Come si sa, dall’ 1 luglio i proprietari di casa, in caso di compravendite, sono costretti a redigere l’ attestato di certificazione (o qualificazione) energetica dei loro appartamenti.
Dal momento che le norme consentono di predisporre una certificazione energetica unica per tutto l’ edificio, è provvedere subito, per risparmiare: una sola certificazione costa meno di venti o trenta singole.
Il dlgs n. 192 / 2005 afferma, infatti, che, in caso di condomini dotati di caldaia centralizzata, è possibile redigere un’ unica certificazione energetica per tutto l’ edificio. Quando invece le caldaie sono singole, resta possibile certificare unitariamente gli appartamenti della stessa tipologia (grandezza e caldaiette simili).
La certificazione energetica comune conviene a chi intende vendere il proprio appartamento entro alcuni anni. Invece sarà poco propenso ad affrontare la spesa chi è sicuro di continuare ad abitare la casa ancora per molto tempo o non intende affittarla a breve.
Infatti la validità di un attestato è di dieci anni: all’ undicesimo questo documento non vale più.
Secondo l’ Ace (associazione certificatori energetici), bisogna distinguere tra documenti seri e non. Sarebbe in atto una vera propria corsa al ribasso delle tariffe, con offerte che vanno da 70 – 80 euro a certificazione di appartamento nei supercondomini, a 100 euro in media nei condomini di medie dimensioni, contro i 400 euro che sarebbero dovuti in media per una certificazione singola (cifre che confermiamo, dopo un giro di telefonate agli amministratori).
Una certificazione condominiale seria dovrebbe invece quotare sui 250 euro ad appartamento, se la caldaia è centralizzata, e almeno 50 euro in più se è singola.
A sostenere la svendita sarebbero soprattutto quei tecnici qualificati secondo la vecchia legge n. 10 / 1991 che sono assurti a certificatori senza nemmeno seguire un corso e spesso compilano certificazione energetiche di dubbia qualità con l’aiuto dei programmini informatici imposti dalle regione o forniti da aziende di software.

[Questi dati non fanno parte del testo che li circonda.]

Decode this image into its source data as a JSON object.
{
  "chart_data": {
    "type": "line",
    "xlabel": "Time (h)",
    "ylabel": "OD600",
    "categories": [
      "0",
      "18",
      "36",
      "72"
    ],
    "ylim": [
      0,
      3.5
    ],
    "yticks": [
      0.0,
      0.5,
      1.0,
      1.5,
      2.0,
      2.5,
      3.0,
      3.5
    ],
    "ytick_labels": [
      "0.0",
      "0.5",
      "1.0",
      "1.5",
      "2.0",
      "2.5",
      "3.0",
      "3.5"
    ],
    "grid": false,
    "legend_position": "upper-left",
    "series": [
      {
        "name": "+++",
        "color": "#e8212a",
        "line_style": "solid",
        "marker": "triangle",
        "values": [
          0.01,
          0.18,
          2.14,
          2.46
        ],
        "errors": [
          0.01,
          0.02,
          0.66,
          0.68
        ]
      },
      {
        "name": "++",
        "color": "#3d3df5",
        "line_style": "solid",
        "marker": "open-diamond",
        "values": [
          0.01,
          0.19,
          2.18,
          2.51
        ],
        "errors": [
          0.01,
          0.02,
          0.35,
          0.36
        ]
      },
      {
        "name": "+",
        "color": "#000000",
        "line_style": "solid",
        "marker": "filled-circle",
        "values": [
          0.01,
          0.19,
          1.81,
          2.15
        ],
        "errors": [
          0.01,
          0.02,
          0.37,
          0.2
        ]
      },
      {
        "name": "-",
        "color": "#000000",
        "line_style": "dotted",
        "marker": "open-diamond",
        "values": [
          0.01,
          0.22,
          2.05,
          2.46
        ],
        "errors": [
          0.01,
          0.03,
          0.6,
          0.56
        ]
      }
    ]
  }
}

Alla regione Lombardia confermano che una verifica a campione di una quarantina di certificazioni, pur fatta con una certa tolleranza per le sviste più superficiali, ne ha identificato una buona fetta di inaccettabili e sottoponibili alle sanzioni di legge (che colpiscono i certificatori, non i loro clienti).
I migliori tecnici sono risultati quelli che lo sono divenuti di recente, e quindi sono stati costretti a seguire i corsi di formazione.
La certificazione energetica condominiale riguarda i singoli appartamenti e non le parti comuni, come scale, androni e corridoi (che non sono riscaldate).
Perciò una delibera potrebbe essere radicalmente nulla, perché il suo oggetto (l’ appartamento, appunto) è fuori dall’ ambito delle decisioni condominiali.
Quindi l’ amministratore può solo proporre la certificazione comune, lasciando a ciascuno libera scelta. D’ altronde è anche vero che la caldaia centralizzata è senz’ altro un impianto di proprietà condominiale e che i muri esterni del palazzo, che fanno da cappotto all’edificio, sono anch’ essi comuni.
Una buona soluzione è deliberare in assemblea il calcolo delle prestazioni energetiche di caldaia centralizzata, muri e tetto, a spesa comune. Viceversa resterà facoltà di ciascuno, a spese aggiuntive proprie, chiedere o meno la certificazione energetica, completando l’ analisi con eventuali valutazioni del proprio appartamento.